Thirty years ago it would have been unthinkable for a broadcast network to allow the "f-word" to go out over the broadcast airwaves unedited at any time of day, let alone during the Family Hour.  This past January, pop-star Bono used the word during a live Family Hour broadcast of the Golden Globes Awards on NBC, and the network's standards and practices department did nothing to edit it out.  They claimed it was an accident. The FCC received thousands of complaints from the public about the broadcast, but to date, the FCC has taken no action against NBC or any of its affiliates for allowing this obscenity to be broadcast.

It's not difficult to imagine that, absent a challenge from the FCC, the next time that word is heard on broadcast television, it will not be by accident.  How long then, before it becomes commonplace?  The UK-based Mediawatch found that the "f-word" was used over 1,500 times in films airing on Britain's five terrestrial television channels in the first half of this year. Is this really what we want for American broadcast television?

It's easy to be dismissive of foul language on TV, but it does have an impact.  Ultimately, the entertainment industry needs to get serious about reducing the flood of vulgarity coming into the family home over the broadcast airwaves.  Barring that, the FCC needs to get serious about enforcing broadcast decency laws and punishing broadcasters that violate those laws.


[1]Wetzstein, Cheryl. "TV teaches college students casual sex is OK, study finds." The Washington Times. 13 September, 1999: A8.  

[2] "Smoking No Longer Glamorous." Zap2it.com 27 August, 2003. 

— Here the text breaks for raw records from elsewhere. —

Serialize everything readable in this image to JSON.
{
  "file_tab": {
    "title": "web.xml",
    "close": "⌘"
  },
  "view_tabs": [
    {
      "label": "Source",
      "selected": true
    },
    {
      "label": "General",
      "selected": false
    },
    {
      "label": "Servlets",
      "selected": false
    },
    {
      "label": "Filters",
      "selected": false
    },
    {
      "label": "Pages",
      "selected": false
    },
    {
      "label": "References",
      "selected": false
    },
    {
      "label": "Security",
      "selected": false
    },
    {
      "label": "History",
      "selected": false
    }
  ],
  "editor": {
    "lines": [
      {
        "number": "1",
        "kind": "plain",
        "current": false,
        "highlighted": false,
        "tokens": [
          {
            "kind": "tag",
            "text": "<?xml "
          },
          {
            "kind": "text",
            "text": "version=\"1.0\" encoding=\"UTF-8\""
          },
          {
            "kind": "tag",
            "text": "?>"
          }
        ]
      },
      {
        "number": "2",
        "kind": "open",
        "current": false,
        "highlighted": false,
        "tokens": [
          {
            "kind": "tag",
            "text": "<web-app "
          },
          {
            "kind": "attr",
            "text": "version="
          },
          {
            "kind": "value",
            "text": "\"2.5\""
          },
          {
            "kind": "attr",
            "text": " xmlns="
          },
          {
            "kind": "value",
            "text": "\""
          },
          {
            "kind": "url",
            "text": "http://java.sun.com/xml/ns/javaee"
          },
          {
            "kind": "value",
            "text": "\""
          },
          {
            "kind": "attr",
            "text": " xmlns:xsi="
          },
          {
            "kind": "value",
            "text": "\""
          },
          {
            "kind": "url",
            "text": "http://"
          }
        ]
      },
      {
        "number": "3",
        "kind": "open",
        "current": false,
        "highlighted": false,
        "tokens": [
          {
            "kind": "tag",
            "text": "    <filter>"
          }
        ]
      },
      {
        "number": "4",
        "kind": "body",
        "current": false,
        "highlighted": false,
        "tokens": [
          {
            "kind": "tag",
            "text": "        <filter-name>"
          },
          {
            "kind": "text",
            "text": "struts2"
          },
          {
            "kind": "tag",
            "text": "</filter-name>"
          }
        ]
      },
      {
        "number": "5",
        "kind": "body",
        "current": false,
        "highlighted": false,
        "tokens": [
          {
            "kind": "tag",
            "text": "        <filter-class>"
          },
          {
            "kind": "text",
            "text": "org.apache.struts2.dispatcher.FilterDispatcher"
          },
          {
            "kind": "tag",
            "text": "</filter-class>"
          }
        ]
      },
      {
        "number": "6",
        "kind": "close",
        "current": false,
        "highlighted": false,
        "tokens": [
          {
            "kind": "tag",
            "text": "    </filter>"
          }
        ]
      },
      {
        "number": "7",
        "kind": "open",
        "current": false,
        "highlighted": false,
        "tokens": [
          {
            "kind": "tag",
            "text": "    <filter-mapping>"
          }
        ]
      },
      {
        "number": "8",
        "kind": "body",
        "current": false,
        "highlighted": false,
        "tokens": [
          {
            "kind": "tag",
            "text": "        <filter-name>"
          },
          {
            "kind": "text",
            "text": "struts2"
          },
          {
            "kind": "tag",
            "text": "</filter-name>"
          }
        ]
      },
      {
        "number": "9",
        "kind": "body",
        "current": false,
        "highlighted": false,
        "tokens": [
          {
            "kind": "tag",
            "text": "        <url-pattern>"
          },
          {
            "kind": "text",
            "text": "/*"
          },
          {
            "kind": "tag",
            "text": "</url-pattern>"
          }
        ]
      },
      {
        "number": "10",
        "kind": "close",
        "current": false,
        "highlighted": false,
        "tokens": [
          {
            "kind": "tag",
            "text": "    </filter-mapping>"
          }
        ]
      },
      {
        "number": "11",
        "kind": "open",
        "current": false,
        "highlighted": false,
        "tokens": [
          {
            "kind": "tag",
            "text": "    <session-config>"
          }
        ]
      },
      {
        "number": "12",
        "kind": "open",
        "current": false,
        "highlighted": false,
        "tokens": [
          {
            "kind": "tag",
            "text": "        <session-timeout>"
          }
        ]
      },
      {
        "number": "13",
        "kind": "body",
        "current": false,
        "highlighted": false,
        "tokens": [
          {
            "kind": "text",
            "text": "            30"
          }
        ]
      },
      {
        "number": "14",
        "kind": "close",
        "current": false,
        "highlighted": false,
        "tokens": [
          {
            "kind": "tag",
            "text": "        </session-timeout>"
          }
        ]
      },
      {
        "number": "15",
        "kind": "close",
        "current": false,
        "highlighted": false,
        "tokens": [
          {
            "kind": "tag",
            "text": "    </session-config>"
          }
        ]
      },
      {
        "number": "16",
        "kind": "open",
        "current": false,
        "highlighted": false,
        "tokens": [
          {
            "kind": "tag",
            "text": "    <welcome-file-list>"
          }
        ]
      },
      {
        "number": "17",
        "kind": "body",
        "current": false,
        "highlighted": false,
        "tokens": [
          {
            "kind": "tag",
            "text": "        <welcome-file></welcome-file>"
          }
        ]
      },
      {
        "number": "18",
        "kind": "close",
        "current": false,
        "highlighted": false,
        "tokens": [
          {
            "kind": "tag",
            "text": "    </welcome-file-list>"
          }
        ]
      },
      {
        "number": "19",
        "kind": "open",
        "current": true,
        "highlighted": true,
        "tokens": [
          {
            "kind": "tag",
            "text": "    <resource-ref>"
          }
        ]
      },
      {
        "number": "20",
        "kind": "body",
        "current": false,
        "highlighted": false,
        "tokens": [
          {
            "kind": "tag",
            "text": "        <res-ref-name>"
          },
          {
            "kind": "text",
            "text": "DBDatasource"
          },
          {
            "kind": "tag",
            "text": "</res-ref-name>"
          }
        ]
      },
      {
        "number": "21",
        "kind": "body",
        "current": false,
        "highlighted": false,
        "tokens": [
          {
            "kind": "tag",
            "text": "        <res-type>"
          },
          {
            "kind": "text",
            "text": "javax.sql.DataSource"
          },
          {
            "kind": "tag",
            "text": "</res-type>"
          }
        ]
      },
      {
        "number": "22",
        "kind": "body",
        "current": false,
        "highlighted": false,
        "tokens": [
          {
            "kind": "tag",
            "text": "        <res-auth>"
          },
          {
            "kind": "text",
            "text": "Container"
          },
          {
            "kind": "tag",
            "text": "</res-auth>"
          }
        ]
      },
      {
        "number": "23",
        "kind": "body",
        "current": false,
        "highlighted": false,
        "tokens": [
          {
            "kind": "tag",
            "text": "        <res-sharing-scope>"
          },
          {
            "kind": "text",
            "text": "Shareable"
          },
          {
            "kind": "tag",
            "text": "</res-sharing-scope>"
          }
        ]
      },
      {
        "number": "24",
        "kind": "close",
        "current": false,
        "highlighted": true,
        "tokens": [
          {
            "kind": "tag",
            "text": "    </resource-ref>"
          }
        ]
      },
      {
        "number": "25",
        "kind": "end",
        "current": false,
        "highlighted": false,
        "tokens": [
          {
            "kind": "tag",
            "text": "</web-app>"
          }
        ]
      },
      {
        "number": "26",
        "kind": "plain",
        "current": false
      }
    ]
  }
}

[3] Hutchins, Chris. "I Swear!; Can You Believe How These Grown-Ups Talk?; @#$% This; &*(@ That!"  Palm Beach Post  25 Feb. 2000, Pg. 1E.

[4] Hughes, Geoffrey. Swearing: A Social History of Foul Language, Oaths and Profanity in English.  London: Penguin Books, 1998.

[5] Ibid.

[6] Lee, Chris.  "Mean Streets and Rude Workplaces: The Death of Civility."  Training.  No. 7, Vol. 36 (1999).  

[7] Kadaba, Lini.  "Some Cry Foul, Others ‘Bleep On.'" Orlando Sentinel.  31 May, 2000, Pg. E1.

[8] Fetto, John.  "Naughty and Nice?"  American Demographics.  1 July, 2003: Pg. 6.